4É claro que nada disto teria possível sem o esforço dos investigadores e o trabalho dos cientistas, sobretudo sem a formidável qualidade do IPATIMUP. Estamos a falar de inovação e ciência e não de paraquedistas bem intencionados. Talvez David Caldeira venha até a ganhar dinheiro, tem reputação de arguto e talentoso mas não foi isso que me interessou. Naquele almoço debruçado sobre o mar o que se apreciou foi a invulgar colaboração entre a capacidade de iniciativa de um cidadão comum e a ciência portuguesa. Transformando uma descoberta científica num produto disponível que prestigia a nossa ciência e serve os pacientes, aqui e mundo fora. A “desinstalação” não é porém um tique, uma sorte ou um atributo, é uma decisão de vida. Logo, com o poder de a mudar e longe andam de nós, seja em que domínio for, compensadores exemplos de boas “desinstalações”.

5Que tem isto a ver com o Natal? Nada, dirão os distraídos ou os apressados. Pode ter, sugiro eu. Participar na promoção do bem comum tornando acessível um artefacto clínico que menoriza o sofrimento, não é obviamente um exclusivo de efemérides religiosas ou de datas celebratórias.
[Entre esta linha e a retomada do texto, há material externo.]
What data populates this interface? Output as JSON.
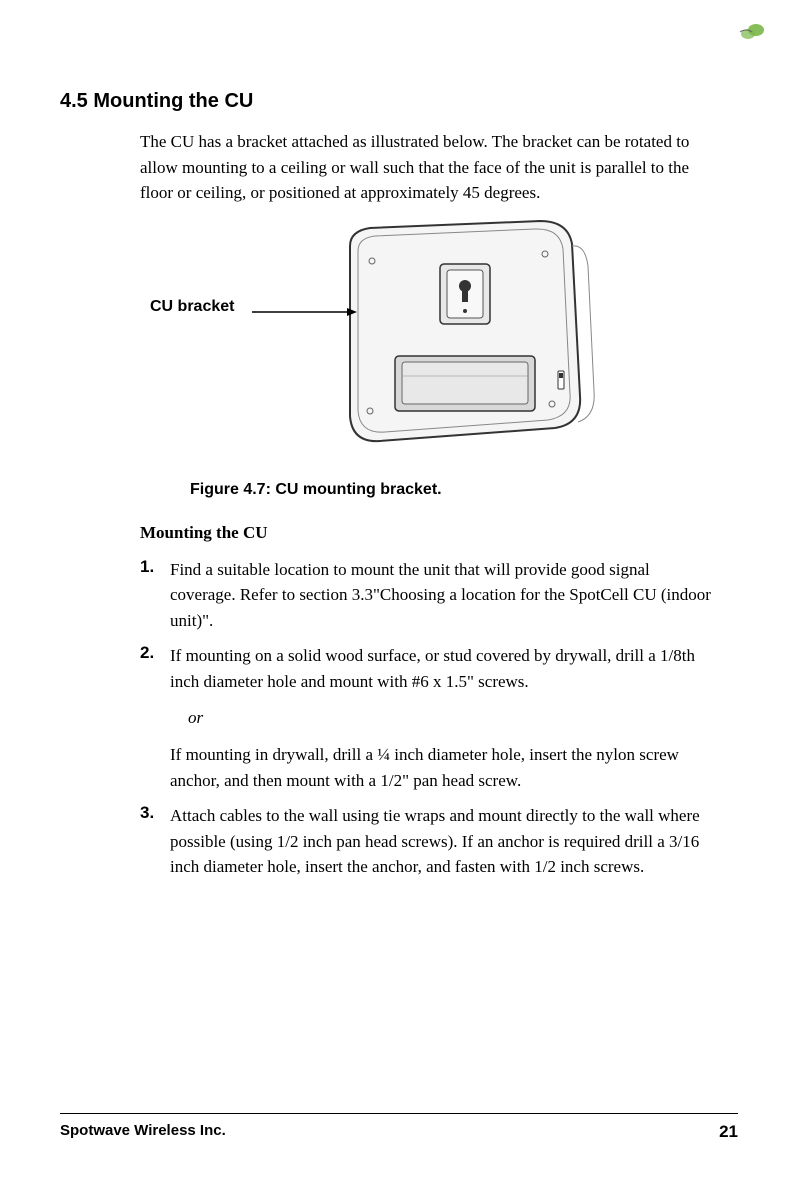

Mas pode torná-las menos ansiosas e mais doces, reduzindo a grande margem que separa a saúde do sofrimento e haverá melhor motivo de festejo natalício?

6Há dias o jesuíta Vasco Pinto de Magalhães que não é um radical, nem um ortodoxo, nem um duro de coração, antes um homem deste tempo – inteligência fértil, aberta, lúcida, atentíssima – separou águas. Descendente, herdeiro, continuador e propagador da civilização judaica-cristã, usou e ousou de uma perplexidade vibrante, para perguntar “onde estava o festejado?” neste Natal que ele queria “outro”:

“Entre bolinhas, fitas e estrelas foram a pouco-e-pouco desaparecendo todos os sinais pessoais do Natal. Não nasce nem nasceu ninguém. Acabou o presépio e até do pai Natal que ainda era alguém, ficaram as renas. Esvaziaram tudo o que era pessoal. Razões ideológicas ou económicas? Certamente as duas, ajudam-se. Ficam as Boas Festas’ A quem? Porquê? Onde está o festejado?”

Outro Natal. Porque como também disse José Tolentino de Mendonça “os dias 24 e 25 passam depressa mas as questões que colocam à nossa humanidade são mais do que lentas. São irremovíveis”.